Menanggapi hal itu, Arief menyebut bahwa dinamika harga dan mutu beras terus menjadi perhatian utama pemerintah. Salah satunya dengan melakukan evaluasi terhadap kebijakan harga dan klasifikasi mutu beras nasional.
"Untuk pengawasan di lapangan tentu bersama Satgas Pangan Polri, baik pusat maupun daerah. Dan hari ini Badan Pangan Nasional sedang ditugaskan oleh Kemenko Pangan untuk memformulasi ulang, melihat lagi bagaimana kelas-kelas mutu dan juga harga batas atas beras, sehingga kami menunggu bagaimana nanti keputusannya," ucap Arief.
"Memang tidak bisa terhadap perubahan suatu kebijakan, kemudian langsung dieksekusi tanpa ada periode transisi. Jadi kurang lebih, nanti itu akan in between premium dan medium. Kemudian antara harga di daerah sentra produksi dengan harga di Indonesia Tengah dan Timur, ada pembedaan harga. Itu juga kita harus atur, karena tidak mungkin Indonesia yang luas ini dengan satu harga tanpa ada zonasi." tambah Arief.

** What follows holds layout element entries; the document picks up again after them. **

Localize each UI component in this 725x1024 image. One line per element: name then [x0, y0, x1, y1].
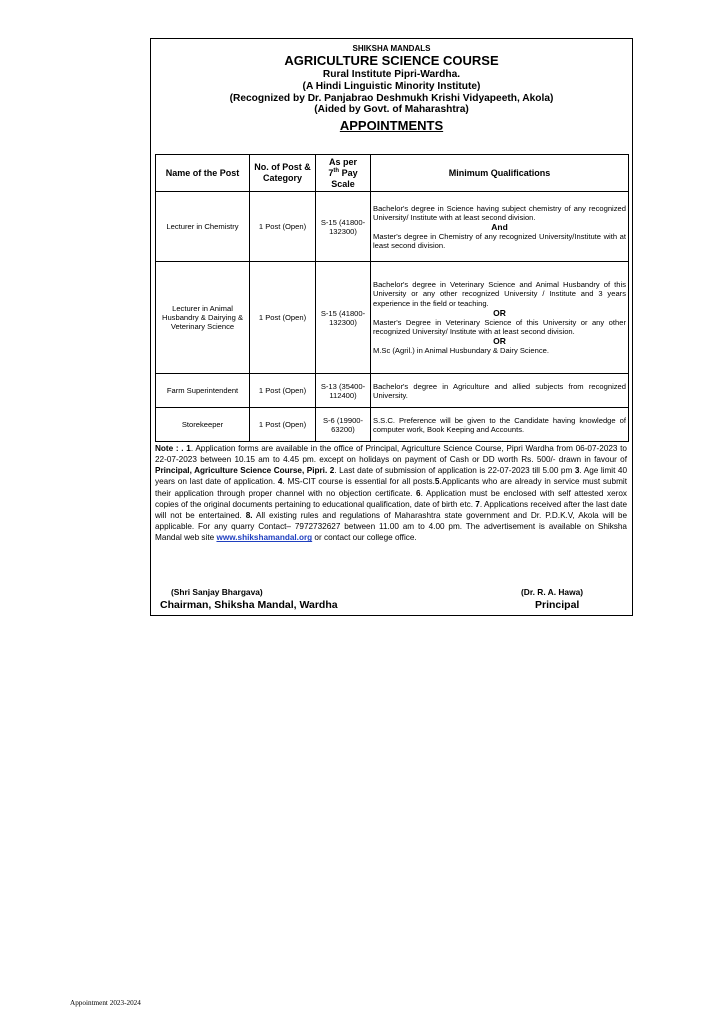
table-row: [156, 262, 629, 374]
chairman-name: (Shri Sanjay Bhargava): [171, 587, 263, 597]
principal-name: (Dr. R. A. Hawa): [521, 587, 584, 597]
page-footer: Appointment 2023-2024: [70, 999, 141, 1007]
pay-scale: S-15 (41800-132300): [316, 192, 371, 262]
page-title: APPOINTMENTS: [339, 118, 444, 133]
qualification: Bachelor's degree in Agriculture and allied subjects from recognized University.: [371, 374, 629, 408]
post-count: 1 Post (Open): [250, 192, 316, 262]
qualification: Bachelor's degree in Science having subject chemistry of any recognized University/ Institute with at least second division. And Master's degree in Chemistry of any recognized University/Institute with at least second division.: [371, 192, 629, 262]
table-row: [156, 374, 629, 408]
post-name: Storekeeper: [156, 408, 250, 442]
advertisement-frame: [150, 38, 633, 616]
notes-paragraph: Note : . 1. Application forms are available in the office of Principal, Agriculture Science Course, Pipri Wardha from 06-07-2023 to 22-07-2023 between 10.15 am to 4.45 pm. except on holidays on payment of Cash or DD worth Rs. 500/- drawn in favour of Principal, Agriculture Science Course, Pipri. 2. Last date of submission of application is 22-07-2023 till 5.00 pm 3. Age limit 40 years on last date of application. 4. MS-CIT course is essential for all posts.5.Applicants who are already in service must submit their application through proper channel with no objection certificate. 6. Application must be enclosed with self attested xerox copies of the original documents pertaining to educational qualification, date of birth etc. 7. Applications received after the last date will not be entertained. 8. All existing rules and regulations of Maharashtra state government and Dr. P.D.K.V, Akola will be applicable. For any quarry Contact– 7972732627 between 11.00 am to 4.00 pm. The advertisement is available on Shiksha Mandal web site www.shikshamandal.org or contact our college office.: [155, 444, 628, 543]
post-count: 1 Post (Open): [250, 408, 316, 442]
col-header-scale: As per 7th Pay Scale: [316, 155, 371, 192]
minority-status: (A Hindi Linguistic Minority Institute): [302, 80, 481, 92]
post-name: Lecturer in Animal Husbandry & Dairying & Veterinary Science: [156, 262, 250, 374]
col-header-name: Name of the Post: [156, 155, 250, 192]
pay-scale: S-13 (35400-112400): [316, 374, 371, 408]
course-title: AGRICULTURE SCIENCE COURSE: [284, 53, 499, 69]
recognition: (Recognized by Dr. Panjabrao Deshmukh Krishi Vidyapeeth, Akola): [229, 92, 554, 104]
principal-title: Principal: [535, 599, 580, 611]
post-name: Lecturer in Chemistry: [156, 192, 250, 262]
post-count: 1 Post (Open): [250, 374, 316, 408]
qualification: S.S.C. Preference will be given to the Candidate having knowledge of computer work, Book Keeping and Accounts.: [371, 408, 629, 442]
table-header-row: [156, 155, 629, 192]
institute-name: Rural Institute Pipri-Wardha.: [322, 69, 461, 81]
org-name: SHIKSHA MANDALS: [352, 44, 431, 53]
chairman-title: Chairman, Shiksha Mandal, Wardha: [160, 599, 338, 611]
table-row: [156, 192, 629, 262]
aided-status: (Aided by Govt. of Maharashtra): [314, 104, 469, 116]
col-header-qualifications: Minimum Qualifications: [371, 155, 629, 192]
table-row: [156, 408, 629, 442]
qualification: Bachelor's degree in Veterinary Science and Animal Husbandry of this University or any other recognized University / Institute and 3 years experience in the field or teaching. OR Master's Degree in Veterinary Science of this University or any other recognized University/ Institute with at least second division. OR M.Sc (Agril.) in Animal Husbundary & Dairy Science.: [371, 262, 629, 374]
appointments-table: [155, 154, 629, 442]
post-count: 1 Post (Open): [250, 262, 316, 374]
pay-scale: S-6 (19900-63200): [316, 408, 371, 442]
pay-scale: S-15 (41800-132300): [316, 262, 371, 374]
post-name: Farm Superintendent: [156, 374, 250, 408]
website-link[interactable]: www.shikshamandal.org: [216, 533, 313, 543]
col-header-posts: No. of Post & Category: [250, 155, 316, 192]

Patut diketahui, regulasi yang saat ini sedang dimatangkan antara lain adalah revisi terhadap Peraturan Badan Pangan Nasional Nomor 2 Tahun 2023 tentang klasifikasi mutu beras (premium, medium, submedium, dan pecah), serta Peraturan Nomor 5 Tahun 2024 tentang HET beras di berbagai wilayah Indonesia.